An impressive survival; a rare broadside calendar from Rouen for the year 1790, printed within the first year of the Revolution. Presumably printed in 1789 for the following year, it follows the traditional, Gregorian calendar; the Republican calendar that would replace it was introduced in 1793.
That this broadside was printed as a ‘calendrier royal’ with woodcut portraits of the French monarchy at this time is jarring, though perhaps unsurprising. At the time of printing - late in 1789 or early in 1790 - the Revolution was still in its early stages, and France was still ostensibly a monarchy; the monarchy was only finally abolished two years later, in 1792. More striking is the survival of this broadside with its depictions of early French kings, through those succeeding years, which saw the abolition of the ancien regime, the execution of the King, the establishment of the First Republic and the Terror. Designed to be pinned up and publicly displayed, the established fold lines visible here suggest that it was kept thus, perhaps accounting for its survival.
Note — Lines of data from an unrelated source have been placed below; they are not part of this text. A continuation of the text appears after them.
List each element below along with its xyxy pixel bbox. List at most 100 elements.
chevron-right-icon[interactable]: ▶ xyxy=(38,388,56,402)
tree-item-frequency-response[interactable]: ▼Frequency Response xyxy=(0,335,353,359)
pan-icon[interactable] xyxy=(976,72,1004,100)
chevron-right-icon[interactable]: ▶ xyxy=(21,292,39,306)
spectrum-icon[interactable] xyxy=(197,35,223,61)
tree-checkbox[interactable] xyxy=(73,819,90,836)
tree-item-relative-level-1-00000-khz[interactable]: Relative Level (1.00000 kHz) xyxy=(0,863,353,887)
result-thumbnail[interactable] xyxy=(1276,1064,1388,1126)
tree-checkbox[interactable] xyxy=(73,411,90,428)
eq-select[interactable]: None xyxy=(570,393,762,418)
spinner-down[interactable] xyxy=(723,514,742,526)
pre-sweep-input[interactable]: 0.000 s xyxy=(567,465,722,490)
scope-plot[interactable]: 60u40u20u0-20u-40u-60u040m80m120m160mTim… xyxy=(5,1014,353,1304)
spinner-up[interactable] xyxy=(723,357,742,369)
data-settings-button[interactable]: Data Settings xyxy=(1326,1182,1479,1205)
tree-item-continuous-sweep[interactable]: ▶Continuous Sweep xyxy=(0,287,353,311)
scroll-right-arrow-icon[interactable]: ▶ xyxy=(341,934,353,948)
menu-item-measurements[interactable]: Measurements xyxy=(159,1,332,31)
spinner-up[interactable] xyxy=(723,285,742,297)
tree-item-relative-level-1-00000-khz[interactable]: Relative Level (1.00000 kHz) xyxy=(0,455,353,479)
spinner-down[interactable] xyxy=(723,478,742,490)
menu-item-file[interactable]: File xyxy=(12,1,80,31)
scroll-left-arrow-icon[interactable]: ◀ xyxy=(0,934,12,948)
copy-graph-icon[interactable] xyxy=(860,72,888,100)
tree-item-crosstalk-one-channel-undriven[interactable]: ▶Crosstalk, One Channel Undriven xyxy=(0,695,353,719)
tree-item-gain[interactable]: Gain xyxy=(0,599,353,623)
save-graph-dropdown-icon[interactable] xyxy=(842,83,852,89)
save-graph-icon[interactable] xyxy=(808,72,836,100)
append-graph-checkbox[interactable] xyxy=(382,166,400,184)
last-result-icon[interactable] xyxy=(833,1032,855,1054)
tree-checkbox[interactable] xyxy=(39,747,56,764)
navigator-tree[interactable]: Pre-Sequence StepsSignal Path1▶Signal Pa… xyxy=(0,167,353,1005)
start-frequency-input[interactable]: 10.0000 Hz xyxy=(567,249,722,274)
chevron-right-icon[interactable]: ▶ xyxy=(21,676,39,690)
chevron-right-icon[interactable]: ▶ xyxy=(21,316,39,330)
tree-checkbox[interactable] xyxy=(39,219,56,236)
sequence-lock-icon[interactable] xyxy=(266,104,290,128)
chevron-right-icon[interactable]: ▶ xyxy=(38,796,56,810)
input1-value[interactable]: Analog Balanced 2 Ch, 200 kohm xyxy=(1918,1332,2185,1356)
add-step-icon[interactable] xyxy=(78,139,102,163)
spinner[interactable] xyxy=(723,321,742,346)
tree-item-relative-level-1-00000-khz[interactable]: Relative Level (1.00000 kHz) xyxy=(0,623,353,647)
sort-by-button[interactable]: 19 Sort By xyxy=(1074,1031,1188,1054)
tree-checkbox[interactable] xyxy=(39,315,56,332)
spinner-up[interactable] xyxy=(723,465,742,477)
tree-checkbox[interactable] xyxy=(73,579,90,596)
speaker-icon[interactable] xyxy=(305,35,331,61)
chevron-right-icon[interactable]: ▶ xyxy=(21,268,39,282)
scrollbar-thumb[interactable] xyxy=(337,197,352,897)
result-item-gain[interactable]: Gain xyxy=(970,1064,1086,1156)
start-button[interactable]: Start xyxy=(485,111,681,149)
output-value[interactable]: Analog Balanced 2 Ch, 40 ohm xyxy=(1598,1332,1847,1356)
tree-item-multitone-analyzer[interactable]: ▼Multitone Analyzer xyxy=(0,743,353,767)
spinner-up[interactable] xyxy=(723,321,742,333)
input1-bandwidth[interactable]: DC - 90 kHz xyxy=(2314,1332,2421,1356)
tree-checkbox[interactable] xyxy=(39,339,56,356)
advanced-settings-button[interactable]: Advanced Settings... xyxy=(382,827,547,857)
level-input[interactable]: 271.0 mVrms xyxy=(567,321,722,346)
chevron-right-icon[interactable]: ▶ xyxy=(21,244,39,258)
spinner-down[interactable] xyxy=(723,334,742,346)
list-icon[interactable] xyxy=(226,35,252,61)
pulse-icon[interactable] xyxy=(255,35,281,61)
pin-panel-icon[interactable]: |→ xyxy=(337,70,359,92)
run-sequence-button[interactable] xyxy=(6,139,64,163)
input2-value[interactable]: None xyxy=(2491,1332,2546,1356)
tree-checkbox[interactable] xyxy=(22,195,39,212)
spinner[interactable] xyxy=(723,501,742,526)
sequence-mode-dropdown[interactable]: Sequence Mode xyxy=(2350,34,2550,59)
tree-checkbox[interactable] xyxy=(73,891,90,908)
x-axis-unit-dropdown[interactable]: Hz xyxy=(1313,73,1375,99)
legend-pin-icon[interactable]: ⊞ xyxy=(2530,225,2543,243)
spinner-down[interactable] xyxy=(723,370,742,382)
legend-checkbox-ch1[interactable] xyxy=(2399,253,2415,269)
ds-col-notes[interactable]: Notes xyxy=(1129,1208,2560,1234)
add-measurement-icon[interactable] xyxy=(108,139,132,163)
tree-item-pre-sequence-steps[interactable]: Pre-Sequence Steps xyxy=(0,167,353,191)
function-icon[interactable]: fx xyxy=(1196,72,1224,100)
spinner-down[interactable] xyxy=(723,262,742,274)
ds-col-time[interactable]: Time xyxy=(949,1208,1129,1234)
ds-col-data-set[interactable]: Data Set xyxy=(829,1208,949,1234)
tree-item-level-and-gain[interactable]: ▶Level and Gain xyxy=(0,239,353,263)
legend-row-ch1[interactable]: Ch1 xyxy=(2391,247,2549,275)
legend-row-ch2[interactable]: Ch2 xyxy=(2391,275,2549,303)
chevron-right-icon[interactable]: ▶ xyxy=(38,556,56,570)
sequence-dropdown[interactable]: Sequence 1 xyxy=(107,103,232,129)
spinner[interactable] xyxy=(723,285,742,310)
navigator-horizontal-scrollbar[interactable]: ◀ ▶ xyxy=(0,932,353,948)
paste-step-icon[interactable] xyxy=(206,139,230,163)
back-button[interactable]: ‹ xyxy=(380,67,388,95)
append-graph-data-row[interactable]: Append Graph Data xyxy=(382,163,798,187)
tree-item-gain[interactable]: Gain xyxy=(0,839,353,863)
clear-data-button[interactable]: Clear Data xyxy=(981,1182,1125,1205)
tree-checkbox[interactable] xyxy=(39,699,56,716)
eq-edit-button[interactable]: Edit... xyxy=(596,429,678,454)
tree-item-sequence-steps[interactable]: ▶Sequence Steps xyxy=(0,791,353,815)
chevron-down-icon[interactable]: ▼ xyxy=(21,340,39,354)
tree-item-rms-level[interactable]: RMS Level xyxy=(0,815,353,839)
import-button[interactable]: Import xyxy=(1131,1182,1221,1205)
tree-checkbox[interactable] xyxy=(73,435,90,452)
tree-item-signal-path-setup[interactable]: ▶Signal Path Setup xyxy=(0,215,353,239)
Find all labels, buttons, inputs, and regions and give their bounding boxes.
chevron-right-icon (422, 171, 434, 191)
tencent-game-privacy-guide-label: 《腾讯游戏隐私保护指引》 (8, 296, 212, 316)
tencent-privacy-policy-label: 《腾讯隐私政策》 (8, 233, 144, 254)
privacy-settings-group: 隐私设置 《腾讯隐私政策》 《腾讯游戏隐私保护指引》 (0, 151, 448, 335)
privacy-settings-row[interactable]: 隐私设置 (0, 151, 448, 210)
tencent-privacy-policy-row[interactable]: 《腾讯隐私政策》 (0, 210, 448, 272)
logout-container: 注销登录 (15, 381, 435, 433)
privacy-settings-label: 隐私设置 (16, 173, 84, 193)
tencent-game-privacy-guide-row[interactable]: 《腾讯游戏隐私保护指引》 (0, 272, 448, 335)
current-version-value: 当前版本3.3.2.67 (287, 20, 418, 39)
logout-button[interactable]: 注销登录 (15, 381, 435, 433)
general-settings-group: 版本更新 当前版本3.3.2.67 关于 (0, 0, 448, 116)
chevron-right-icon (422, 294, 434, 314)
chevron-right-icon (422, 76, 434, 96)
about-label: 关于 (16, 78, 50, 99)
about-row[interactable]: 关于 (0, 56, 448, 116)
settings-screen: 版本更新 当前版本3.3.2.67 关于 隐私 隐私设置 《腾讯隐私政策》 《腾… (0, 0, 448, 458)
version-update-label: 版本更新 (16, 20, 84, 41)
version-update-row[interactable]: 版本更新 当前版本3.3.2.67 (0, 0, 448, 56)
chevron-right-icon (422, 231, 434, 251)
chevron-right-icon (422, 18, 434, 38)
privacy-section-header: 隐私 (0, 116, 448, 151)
We have found only one other copy of this calendar, in France, in the Musée des civilisations de l’Europe et de la Méditerranée, Marseille (56.9.1.3 D). A surviving calendar in the same format from Lille, printed for the year 1791, is also titled ‘Calendrier Royal’, with the Gregorian calendar, though illustrated instead with woodcuts of coinage, rather than monarchs (Paris, Musée Carnavalet, G.29806); that printed for the following year, 1792, was renamed the ‘Calendrier Nationale’ (in the same collection, G.29825). Helot, 1908.